Mary of the deep heart stands at the threshold of this New Year, looking back on all that has been and looking forward to all that will be. She holds the things too beautiful to be gulped down in one and the things too painful and mysterious to be dismissed with a wave of the hand.
We too hold within us pain and beauty, like Jacob and Esau striving for supremacy in the womb. Our world and each person in it bear this inner struggle that threatens rupture, such that to look too deeply at anything is to feel this tension.

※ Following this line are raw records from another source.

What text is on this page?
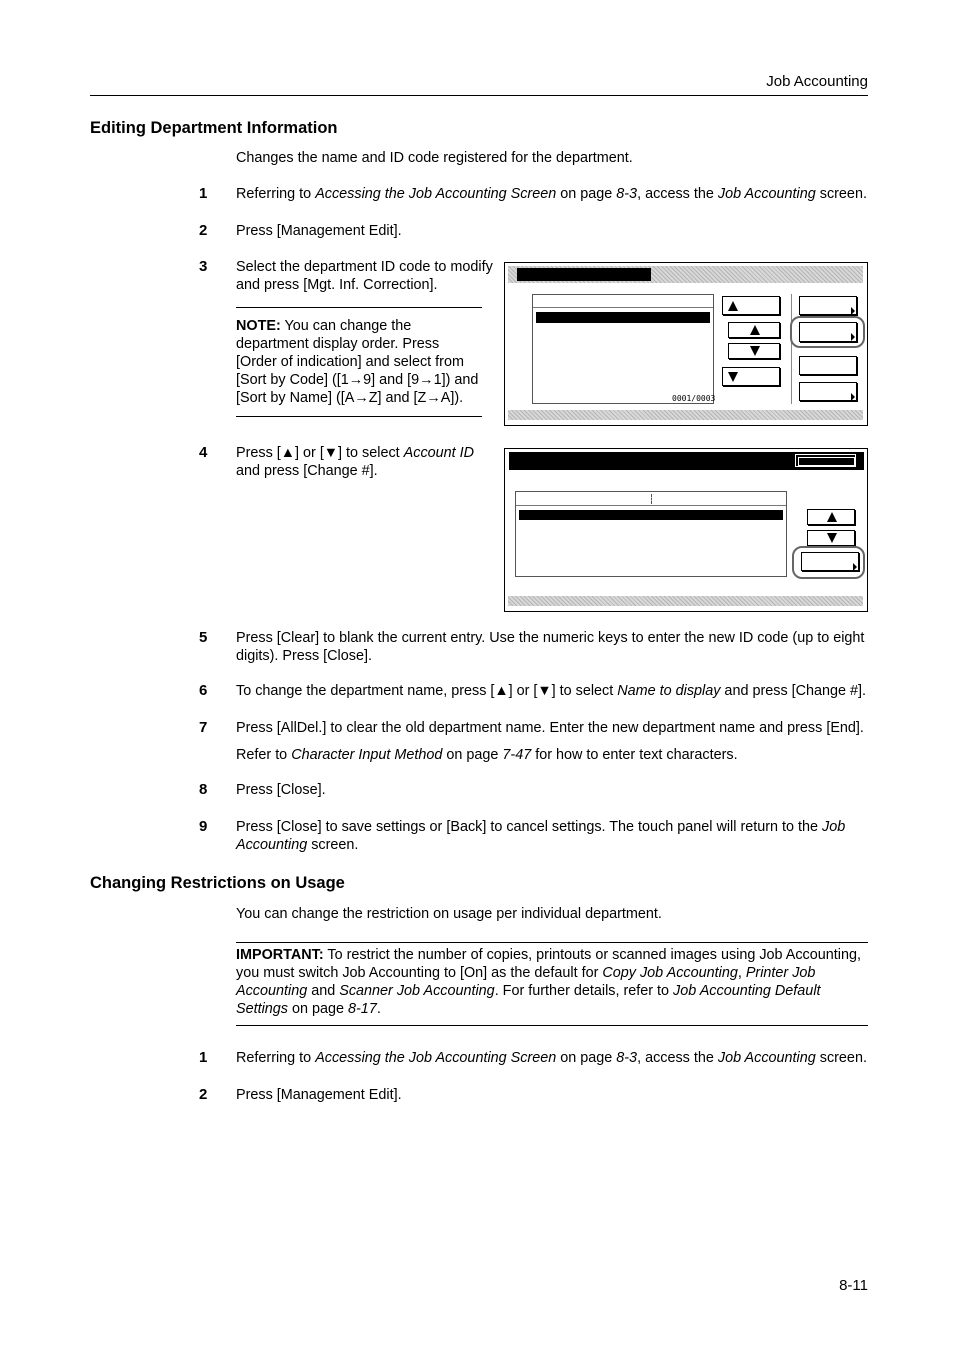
Job Accounting
Editing Department Information
Changes the name and ID code registered for the department.
1 Referring to Accessing the Job Accounting Screen on page 8-3, access the Job Accounting screen.
2 Press [Management Edit].
3 Select the department ID code to modify and press [Mgt. Inf. Correction].
NOTE: You can change the department display order. Press [Order of indication] and select from [Sort by Code] ([1→9] and [9→1]) and [Sort by Name] ([A→Z] and [Z→A]).	0001/0003
4 Press [▲] or [▼] to select Account ID and press [Change #].
5 Press [Clear] to blank the current entry. Use the numeric keys to enter the new ID code (up to eight digits). Press [Close].
6 To change the department name, press [▲] or [▼] to select Name to display and press [Change #].
7 Press [AllDel.] to clear the old department name. Enter the new department name and press [End].
Refer to Character Input Method on page 7-47 for how to enter text characters.
8 Press [Close].
9 Press [Close] to save settings or [Back] to cancel settings. The touch panel will return to the Job Accounting screen.
Changing Restrictions on Usage
You can change the restriction on usage per individual department.
IMPORTANT: To restrict the number of copies, printouts or scanned images using Job Accounting, you must switch Job Accounting to [On] as the default for Copy Job Accounting, Printer Job Accounting and Scanner Job Accounting. For further details, refer to Job Accounting Default Settings on page 8-17.
1 Referring to Accessing the Job Accounting Screen on page 8-3, access the Job Accounting screen.
2 Press [Management Edit].
8-11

Perhaps this is why we like our crucifixes to be beautiful. As Augustine says:
“Beautiful is God, the Word with God…
He is beautiful in heaven, beautiful on earth;
beautiful in the womb, beautiful in his parents’ arms,
beautiful in his miracles, beautiful in his sufferings;
beautiful in not worrying about death,
beautiful in giving up his life and beautiful in taking it up again;
he is beautiful on the Cross, beautiful in the tomb, beautiful in heaven.

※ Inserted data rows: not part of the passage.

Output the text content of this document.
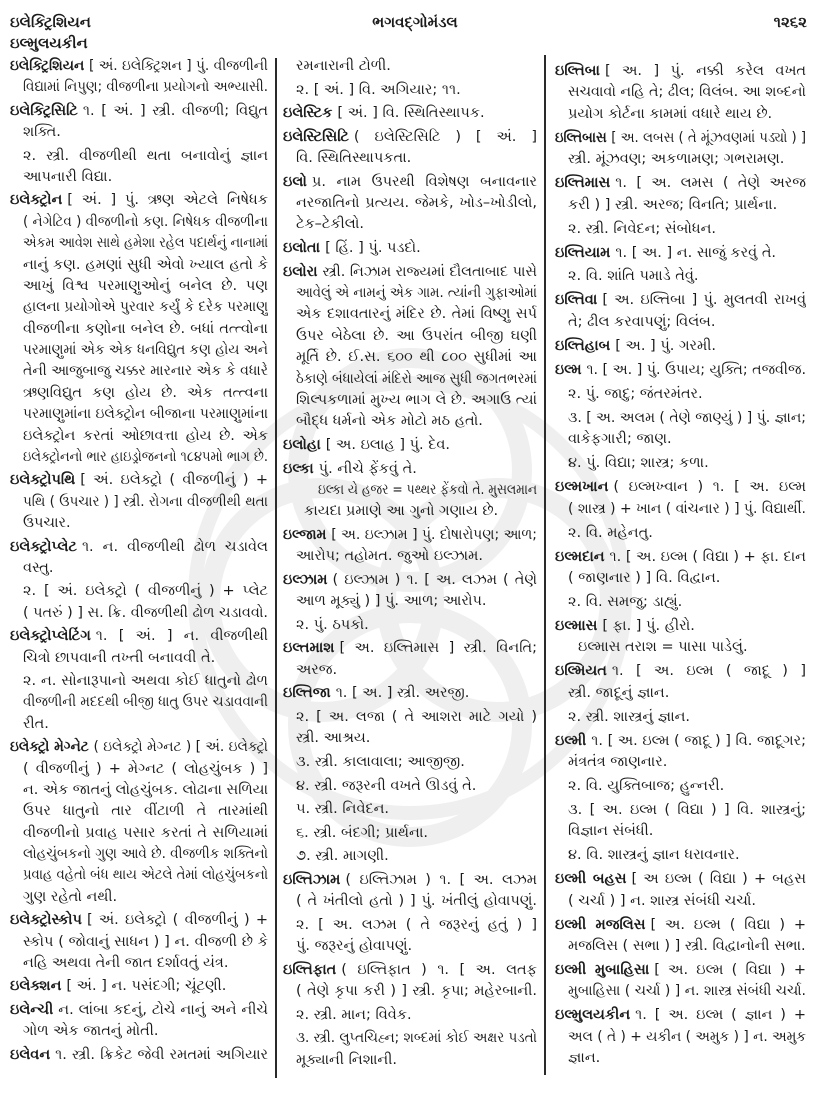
ઇલેક્ટ્રિશિયન
ઇલ્મુલયકીન
ભગવદ્ગોમંડલ	૧૨૬૨
ઇલેક્ટ્રિશિયન [ અં. ઇલેક્ટ્રિશન ] પું. વીજળીની
વિદ્યામાં નિપુણ; વીજળીના પ્રયોગનો અભ્યાસી.
ઇલેક્ટ્રિસિટિ ૧. [ અં. ] સ્ત્રી. વીજળી; વિદ્યુત
શક્તિ.
૨. સ્ત્રી. વીજળીથી થતા બનાવોનું જ્ઞાન
આપનારી વિદ્યા.
ઇલેક્ટ્રોન [ અં. ] પું. ઋણ એટલે નિષેધક
( નેગેટિવ ) વીજળીનો કણ. નિષેધક વીજળીના
એકમ આવેશ સાથે હમેશા રહેલ પદાર્થનું નાનામાં
નાનું કણ. હમણાં સુધી એવો ખ્યાલ હતો કે
આખું વિશ્વ પરમાણુઓનું બનેલ છે. પણ
હાલના પ્રયોગોએ પુરવાર કર્યું કે દરેક પરમાણુ
વીજળીના કણોના બનેલ છે. બધાં તત્ત્વોના
પરમાણુમાં એક એક ધનવિદ્યુત કણ હોય અને
તેની આજુબાજુ ચક્કર મારનાર એક કે વધારે
ઋણવિદ્યુત કણ હોય છે. એક તત્ત્વના
પરમાણુમાંના ઇલેક્ટ્રોન બીજાના પરમાણુમાંના
ઇલેક્ટ્રોન કરતાં ઓછાવત્તા હોય છે. એક
ઇલેક્ટ્રોનનો ભાર હાઇડ્રોજનનો ૧૮૪૫મો ભાગ છે.
ઇલેક્ટ્રોપથિ [ અં. ઇલેક્ટ્રો ( વીજળીનું ) +
પથિ ( ઉપચાર ) ] સ્ત્રી. રોગના વીજળીથી થતા
ઉપચાર.
ઇલેક્ટ્રોપ્લેટ ૧. ન. વીજળીથી ઢોળ ચડાવેલ
વસ્તુ.
૨. [ અં. ઇલેક્ટ્રો ( વીજળીનું ) + પ્લેટ
( પતરું ) ] સ. ક્રિ. વીજળીથી ઢોળ ચડાવવો.
ઇલેક્ટ્રોપ્લેટિંગ ૧. [ અં. ] ન. વીજળીથી
ચિત્રો છાપવાની તખ્તી બનાવવી તે.
૨. ન. સોનારૂપાનો અથવા કોઈ ધાતુનો ઢોળ
વીજળીની મદદથી બીજી ધાતુ ઉપર ચડાવવાની
રીત.
ઇલેક્ટ્રો મેગ્નેટ ( ઇલેક્ટ્રો મેગ્નટ ) [ અં. ઇલેક્ટ્રો
( વીજળીનું ) + મેગ્નટ ( લોહચુંબક ) ]
ન. એક જાતનું લોહચુંબક. લોઢાના સળિયા
ઉપર ધાતુનો તાર વીંટાળી તે તારમાંથી
વીજળીનો પ્રવાહ પસાર કરતાં તે સળિયામાં
લોહચુંબકનો ગુણ આવે છે. વીજળીક શક્તિનો
પ્રવાહ વહેતો બંધ થાય એટલે તેમાં લોહચુંબકનો
ગુણ રહેતો નથી.
ઇલેક્ટ્રોસ્કોપ [ અં. ઇલેક્ટ્રો ( વીજળીનું ) +
સ્કોપ ( જોવાનું સાધન ) ] ન. વીજળી છે કે
નહિ અથવા તેની જાત દર્શાવતું યંત્ર.
ઇલેક્શન [ અં. ] ન. પસંદગી; ચૂંટણી.
ઇલેન્ચી ન. લાંબા કદનું, ટોચે નાનું અને નીચે
ગોળ એક જાતનું મોતી.
ઇલેવન ૧. સ્ત્રી. ક્રિકેટ જેવી રમતમાં અગિયાર
રમનારાની ટોળી.
૨. [ અં. ] વિ. અગિયાર; ૧૧.
ઇલેસ્ટિક [ અં. ] વિ. સ્થિતિસ્થાપક.
ઇલેસ્ટિસિટિ ( ઇલેસ્ટિસિટિ ) [ અં. ]
વિ. સ્થિતિસ્થાપકતા.
ઇલો પ્ર. નામ ઉપરથી વિશેષણ બનાવનાર
નરજાતિનો પ્રત્યય. જેમકે, ખોડ–ખોડીલો,
ટેક–ટેકીલો.
ઇલોતા [ હિં. ] પું. પડદો.
ઇલોરા સ્ત્રી. નિઝામ રાજ્યમાં દૌલતાબાદ પાસે
આવેલું એ નામનું એક ગામ. ત્યાંની ગુફાઓમાં
એક દશાવતારનું મંદિર છે. તેમાં વિષ્ણુ સર્પ
ઉપર બેઠેલા છે. આ ઉપરાંત બીજી ઘણી
મૂર્તિ છે. ઈ.સ. ૬૦૦ થી ૮૦૦ સુધીમાં આ
ઠેકાણે બંધાયેલાં મંદિરો આજ સુધી જગતભરમાં
શિલ્પકળામાં મુખ્ય ભાગ લે છે. અગાઉ ત્યાં
બૌદ્ધ ધર્મનો એક મોટો મઠ હતો.
ઇલોહા [ અ. ઇલાહ ] પું. દેવ.
ઇલ્કા પું. નીચે ફેંકવું તે.
ઇલ્કા યે હજર = પથ્થર ફેંકવો તે. મુસલમાન
કાયદા પ્રમાણે આ ગુનો ગણાય છે.
ઇલ્જામ [ અ. ઇલ્ઝામ ] પું. દોષારોપણ; આળ;
આરોપ; તહોમત. જુઓ ઇલ્ઝામ.
ઇલ્ઝામ ( ઇલ્ઝામ ) ૧. [ અ. લઝમ ( તેણે
આળ મૂક્યું ) ] પું. આળ; આરોપ.
૨. પું. ઠપકો.
ઇલ્તમાશ [ અ. ઇલ્તિમાસ ] સ્ત્રી. વિનતિ;
અરજ.
ઇલ્તિજા ૧. [ અ. ] સ્ત્રી. અરજી.
૨. [ અ. લજા ( તે આશરા માટે ગયો )
સ્ત્રી. આશ્રય.
૩. સ્ત્રી. કાલાવાલા; આજીજી.
૪. સ્ત્રી. જરૂરની વખતે ઊડવું તે.
૫. સ્ત્રી. નિવેદન.
૬. સ્ત્રી. બંદગી; પ્રાર્થના.
૭. સ્ત્રી. માગણી.
ઇલ્તિઝામ ( ઇલ્તિઝામ ) ૧. [ અ. લઝમ
( તે ખંતીલો હતો ) ] પું. ખંતીલું હોવાપણું.
૨. [ અ. લઝમ ( તે જરૂરનું હતું ) ]
પું. જરૂરનું હોવાપણું.
ઇલ્તિફાત ( ઇલ્તિફાત ) ૧. [ અ. લતફ
( તેણે કૃપા કરી ) ] સ્ત્રી. કૃપા; મહેરબાની.
૨. સ્ત્રી. માન; વિવેક.
૩. સ્ત્રી. લુપ્તચિહ્ન; શબ્દમાં કોઈ અક્ષર પડતો
મૂક્યાની નિશાની.
ઇલ્તિબા [ અ. ] પું. નક્કી કરેલ વખત
સચવાવો નહિ તે; ઢીલ; વિલંબ. આ શબ્દનો
પ્રયોગ કોર્ટના કામમાં વધારે થાય છે.
ઇલ્તિબાસ [ અ. લબસ ( તે મૂંઝવણમાં પડ્યો ) ]
સ્ત્રી. મૂંઝવણ; અકળામણ; ગભરામણ.
ઇલ્તિમાસ ૧. [ અ. લમસ ( તેણે અરજ
કરી ) ] સ્ત્રી. અરજ; વિનતિ; પ્રાર્થના.
૨. સ્ત્રી. નિવેદન; સંબોધન.
ઇલ્તિયામ ૧. [ અ. ] ન. સાજું કરવું તે.
૨. વિ. શાંતિ પમાડે તેવું.
ઇલ્તિવા [ અ. ઇલ્તિબા ] પું. મુલતવી રાખવું
તે; ઢીલ કરવાપણું; વિલંબ.
ઇલ્તિહાબ [ અ. ] પું. ગરમી.
ઇલ્મ ૧. [ અ. ] પું. ઉપાય; યુક્તિ; તજવીજ.
૨. પું. જાદુ; જંતરમંતર.
૩. [ અ. અલમ ( તેણે જાણ્યું ) ] પું. જ્ઞાન;
વાકેફગારી; જાણ.
૪. પું. વિદ્યા; શાસ્ત્ર; કળા.
ઇલ્મખાન ( ઇલ્મખ્વાન ) ૧. [ અ. ઇલ્મ
( શાસ્ત્ર ) + ખાન ( વાંચનાર ) ] પું. વિદ્યાર્થી.
૨. વિ. મહેનતુ.
ઇલ્મદાન ૧. [ અ. ઇલ્મ ( વિદ્યા ) + ફા. દાન
( જાણનાર ) ] વિ. વિદ્વાન.
૨. વિ. સમજુ; ડાહ્યું.
ઇલ્માસ [ ફા. ] પું. હીરો.
ઇલ્માસ તરાશ = પાસા પાડેલું.
ઇલ્મિયત ૧. [ અ. ઇલ્મ ( જાદૂ ) ]
સ્ત્રી. જાદૂનું જ્ઞાન.
૨. સ્ત્રી. શાસ્ત્રનું જ્ઞાન.
ઇલ્મી ૧. [ અ. ઇલ્મ ( જાદૂ ) ] વિ. જાદૂગર;
મંત્રતંત્ર જાણનાર.
૨. વિ. યુક્તિબાજ; હુન્નરી.
૩. [ અ. ઇલ્મ ( વિદ્યા ) ] વિ. શાસ્ત્રનું;
વિજ્ઞાન સંબંધી.
૪. વિ. શાસ્ત્રનું જ્ઞાન ધરાવનાર.
ઇલ્મી બહસ [ અ ઇલ્મ ( વિદ્યા ) + બહસ
( ચર્ચા ) ] ન. શાસ્ત્ર સંબંધી ચર્ચા.
ઇલ્મી મજલિસ [ અ. ઇલ્મ ( વિદ્યા ) +
મજલિસ ( સભા ) ] સ્ત્રી. વિદ્વાનોની સભા.
ઇલ્મી મુબાહિસા [ અ. ઇલ્મ ( વિદ્યા ) +
મુબાહિસા ( ચર્ચા ) ] ન. શાસ્ત્ર સંબંધી ચર્ચા.
ઇલ્મુલયકીન ૧. [ અ. ઇલ્મ ( જ્ઞાન ) +
અલ ( તે ) + યકીન ( અમુક ) ] ન. અમુક
જ્ઞાન.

Listen to the song with understanding, and let not the weakness of the flesh distract your eyes from the splendor of his beauty.”
(Exposition on the Book of Psalms, see also Vita Consecrata, 24)
How can pain be beautiful?
I asked this question once when making the Stations of the Cross with the abuse of children very much in mind. “Sweet the nail and sweet the wood” – is this not a travesty and a scandal? How can suffering be beautiful?
At length, an answer came: because the one who suffers is beautiful.
Mary knows this secret. She sees behind the encrusted blood and spittle to the created soul which, unbeknownst even to itself, is so beautiful only God can look at it without blinking.
Could I dare to look into the eyes of my enemy and risk seeing such pain and such beauty?
On this threshold of the New Year, we stand with Mary, treasuring and pondering the year that has passed, with its inexpressible pain and irrepressible beauty. May we, under the gaze of the Mother of God, live the pain and the beauty of this coming year deeply, with full consciousness and a spirit of gratitude.